In recent years the state Republican Party has benefited from millions in campaign spending by massively wealthy charter school supporters including hedge fund managers, the Wal-Mart heir Walton family, and David Koch, among others. In turn, state GOP legislators have steered billions into charter schools, often at the expense of students in their districts, which tend to have few or no such schools.

Rief declined to say whether Flanagan is again pushing to raise the cap on charter school openings, saying only that "we believe that charter schools are an integral part of education in New York." He said that Flanagan cares about the minutia of New York City's school system because "those children that attend New York City schools, 1.1 million students, are residents of New York state. Of course we would care about that."

The Independent Democratic Conference, a breakaway group of eight Democratic senators that caucuses with the Republicans, is also heavily backed by the charter industry, having received hundreds of thousands in contributions from many of the same oligarchs since 2011.

The IDC supports charter school expansion and does not seem to back Assembly Democrats' bill that would tuck mayoral control in with tax extensions. But, spokeswoman Candice Giove said, leader Sen. Jeff Klein has introduced his own bill seeking to expand the input and eligibility requirements for local community education councils, thereby giving parents more say over what happens in their kids' schools.

"Senator Klein believes mayoral control creates a system of accountability that must be continued for our public school children and continues to hold discussions to accomplish this goal," Giove wrote in an email . "Donations play no role whatsoever in the legislative process."

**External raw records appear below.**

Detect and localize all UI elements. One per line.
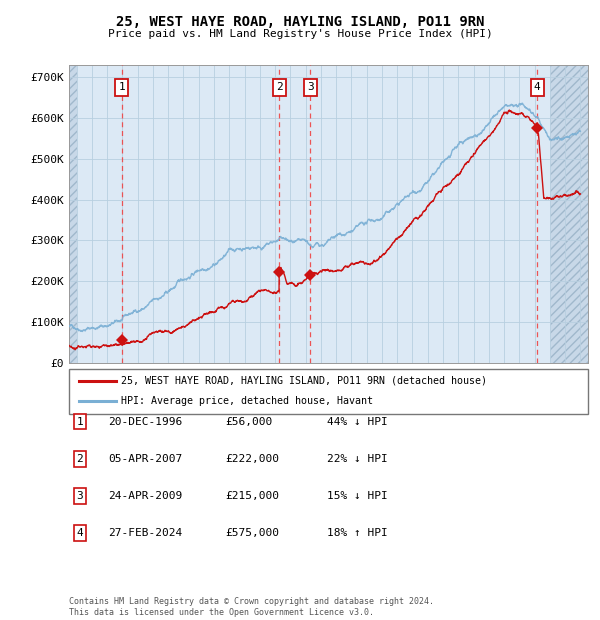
Text: 3: 3: [76, 491, 83, 501]
Text: 3: 3: [307, 82, 314, 92]
Text: 2: 2: [275, 82, 283, 92]
Bar: [69, 65, 77, 363]
Text: 05-APR-2007: 05-APR-2007: [108, 454, 182, 464]
Text: £56,000: £56,000: [225, 417, 272, 427]
Bar: [550, 65, 588, 363]
Text: 24-APR-2009: 24-APR-2009: [108, 491, 182, 501]
Text: 27-FEB-2024: 27-FEB-2024: [108, 528, 182, 538]
Text: 4: 4: [533, 82, 541, 92]
Text: 18% ↑ HPI: 18% ↑ HPI: [327, 528, 388, 538]
Text: 4: 4: [76, 528, 83, 538]
Text: £215,000: £215,000: [225, 491, 279, 501]
Text: 22% ↓ HPI: 22% ↓ HPI: [327, 454, 388, 464]
Text: 1: 1: [76, 417, 83, 427]
Text: Contains HM Land Registry data © Crown copyright and database right 2024.: Contains HM Land Registry data © Crown c…: [69, 597, 434, 606]
Text: 25, WEST HAYE ROAD, HAYLING ISLAND, PO11 9RN (detached house): 25, WEST HAYE ROAD, HAYLING ISLAND, PO11…: [121, 376, 487, 386]
Text: This data is licensed under the Open Government Licence v3.0.: This data is licensed under the Open Gov…: [69, 608, 374, 617]
Text: HPI: Average price, detached house, Havant: HPI: Average price, detached house, Hava…: [121, 396, 373, 407]
Text: 2: 2: [76, 454, 83, 464]
Text: £575,000: £575,000: [225, 528, 279, 538]
Text: £222,000: £222,000: [225, 454, 279, 464]
Text: 25, WEST HAYE ROAD, HAYLING ISLAND, PO11 9RN: 25, WEST HAYE ROAD, HAYLING ISLAND, PO11…: [116, 16, 484, 30]
Text: 1: 1: [119, 82, 125, 92]
Text: 20-DEC-1996: 20-DEC-1996: [108, 417, 182, 427]
Text: Price paid vs. HM Land Registry's House Price Index (HPI): Price paid vs. HM Land Registry's House …: [107, 29, 493, 39]
Text: 15% ↓ HPI: 15% ↓ HPI: [327, 491, 388, 501]
Text: 44% ↓ HPI: 44% ↓ HPI: [327, 417, 388, 427]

Unlike expanding support for charters, increased community input in schools has not been a major topic of public discussion around the current mayoral control standoff. That's sad, according to Columbia University sociologist Amy Wells, because parents care about community control too.

The horse-trading "makes me sick to my stomach half the time, because it's really not about their constituents—it's about power and the power play," Wells said. "In education there's much more power and money behind some reforms and not other reforms."

She continued, "This discussion about mayoral control and what it should be moving forward is a really important one. But I think that holding it hostage to [expanding charter schools] is not in the best interest of the public."

Governor Cuomo, an ally of the IDC since its creation, has often been reluctant to support Democrats, and has also taken millions in contributions from charter supporters. He has largely stayed on the sidelines of the mayoral control debate, saying that he supports the system, but not publicly exerting any pressure to protect it.

The Governor's Office did not respond to an email seeking comment.